Parvati slowly turned her gaze from the shrouded figure to him before answering, “It’s been a horrible year, Ron. Romance wasn’t on the top of anyone’s list, just staying alive. No. You were her first and her last.”
She walked away down the row of the dead, and he was fairly sure she was crying again. Ron looked at the motionless form one last time, and a pain tugged around his heart, one he hadn’t really expected to feel. He remember cold winter nights tucked into odd warm corners of the castle, curly blonde hair glistening in torchlight, the sound of her laugh, the smell of her perfume, and the taste of her lip gloss. Most of all, he remembered her smile when she would see him, one of simple, pure joy.
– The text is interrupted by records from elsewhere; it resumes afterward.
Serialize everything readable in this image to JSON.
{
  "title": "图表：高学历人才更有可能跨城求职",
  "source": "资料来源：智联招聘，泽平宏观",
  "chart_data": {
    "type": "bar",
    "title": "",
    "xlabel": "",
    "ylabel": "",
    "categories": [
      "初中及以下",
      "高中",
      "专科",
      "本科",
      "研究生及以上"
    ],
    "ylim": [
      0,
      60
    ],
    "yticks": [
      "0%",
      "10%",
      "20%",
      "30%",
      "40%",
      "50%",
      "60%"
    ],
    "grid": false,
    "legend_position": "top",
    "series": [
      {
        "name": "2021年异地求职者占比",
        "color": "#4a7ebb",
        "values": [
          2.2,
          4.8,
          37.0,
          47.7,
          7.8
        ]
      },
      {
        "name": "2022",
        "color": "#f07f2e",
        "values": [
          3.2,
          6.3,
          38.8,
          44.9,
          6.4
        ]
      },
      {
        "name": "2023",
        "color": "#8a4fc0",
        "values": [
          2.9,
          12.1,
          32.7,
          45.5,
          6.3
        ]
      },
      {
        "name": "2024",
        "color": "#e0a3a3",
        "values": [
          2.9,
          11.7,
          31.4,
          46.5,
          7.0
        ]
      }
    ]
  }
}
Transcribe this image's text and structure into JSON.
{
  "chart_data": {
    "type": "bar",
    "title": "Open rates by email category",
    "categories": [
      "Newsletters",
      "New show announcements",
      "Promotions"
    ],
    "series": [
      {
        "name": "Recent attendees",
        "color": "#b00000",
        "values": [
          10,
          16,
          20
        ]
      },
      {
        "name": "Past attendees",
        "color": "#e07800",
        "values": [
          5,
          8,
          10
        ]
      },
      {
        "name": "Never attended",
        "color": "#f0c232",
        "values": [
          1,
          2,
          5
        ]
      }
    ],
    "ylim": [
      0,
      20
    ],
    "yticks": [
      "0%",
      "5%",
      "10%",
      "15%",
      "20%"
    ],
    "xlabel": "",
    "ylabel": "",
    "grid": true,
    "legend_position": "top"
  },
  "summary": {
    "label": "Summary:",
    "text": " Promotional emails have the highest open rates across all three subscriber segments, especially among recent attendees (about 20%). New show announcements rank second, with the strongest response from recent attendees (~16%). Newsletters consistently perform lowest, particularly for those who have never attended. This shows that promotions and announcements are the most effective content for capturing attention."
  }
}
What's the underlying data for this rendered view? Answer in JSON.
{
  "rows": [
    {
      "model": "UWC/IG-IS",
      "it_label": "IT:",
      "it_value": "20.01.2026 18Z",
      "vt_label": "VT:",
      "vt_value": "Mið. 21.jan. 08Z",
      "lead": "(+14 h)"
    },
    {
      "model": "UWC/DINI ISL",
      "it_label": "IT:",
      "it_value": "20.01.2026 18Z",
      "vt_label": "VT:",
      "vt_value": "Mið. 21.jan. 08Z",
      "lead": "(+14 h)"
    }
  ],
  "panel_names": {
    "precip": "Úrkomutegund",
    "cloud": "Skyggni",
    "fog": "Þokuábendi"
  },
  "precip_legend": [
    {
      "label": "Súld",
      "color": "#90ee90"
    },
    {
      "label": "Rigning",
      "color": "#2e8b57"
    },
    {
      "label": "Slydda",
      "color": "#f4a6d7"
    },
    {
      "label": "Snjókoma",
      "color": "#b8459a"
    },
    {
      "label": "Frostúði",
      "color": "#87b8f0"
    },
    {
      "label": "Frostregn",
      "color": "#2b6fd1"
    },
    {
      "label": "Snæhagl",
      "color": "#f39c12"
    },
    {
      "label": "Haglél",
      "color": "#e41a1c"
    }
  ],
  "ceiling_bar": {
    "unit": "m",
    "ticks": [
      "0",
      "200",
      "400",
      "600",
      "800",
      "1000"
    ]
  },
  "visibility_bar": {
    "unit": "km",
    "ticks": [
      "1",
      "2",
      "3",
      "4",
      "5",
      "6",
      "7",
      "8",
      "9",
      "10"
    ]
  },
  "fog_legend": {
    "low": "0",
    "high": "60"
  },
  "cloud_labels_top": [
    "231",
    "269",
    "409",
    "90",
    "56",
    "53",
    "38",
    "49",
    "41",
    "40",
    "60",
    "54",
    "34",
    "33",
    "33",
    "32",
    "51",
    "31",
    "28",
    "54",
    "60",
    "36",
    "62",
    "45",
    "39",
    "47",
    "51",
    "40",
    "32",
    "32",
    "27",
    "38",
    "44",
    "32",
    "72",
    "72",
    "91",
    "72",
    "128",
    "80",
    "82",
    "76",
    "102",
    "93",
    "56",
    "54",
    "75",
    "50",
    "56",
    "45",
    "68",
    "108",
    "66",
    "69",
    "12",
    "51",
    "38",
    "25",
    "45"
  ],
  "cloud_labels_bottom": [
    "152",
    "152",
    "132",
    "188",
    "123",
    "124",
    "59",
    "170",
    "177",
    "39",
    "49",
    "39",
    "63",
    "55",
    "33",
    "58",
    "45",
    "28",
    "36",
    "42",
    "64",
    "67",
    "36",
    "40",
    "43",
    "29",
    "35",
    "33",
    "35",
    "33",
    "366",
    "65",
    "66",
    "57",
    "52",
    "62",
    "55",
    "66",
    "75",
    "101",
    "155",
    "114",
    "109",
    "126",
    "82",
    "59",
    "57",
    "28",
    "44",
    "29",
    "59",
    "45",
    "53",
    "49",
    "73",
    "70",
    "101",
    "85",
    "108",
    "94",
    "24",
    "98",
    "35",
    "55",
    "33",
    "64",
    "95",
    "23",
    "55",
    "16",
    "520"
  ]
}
“Bye, Lav,” he said. “I’m sorry. Honestly.”
He took out his wand and murmured a spell. A small bouquet of pink daisies appeared at the foot of the blanket. Pink had always been her favorite.
Ron went back to the others, back to mourn his brother and try to figure out what this new world meant with so many new scars in it. He would move on, love Hermione, build a life, but he never forgot his first.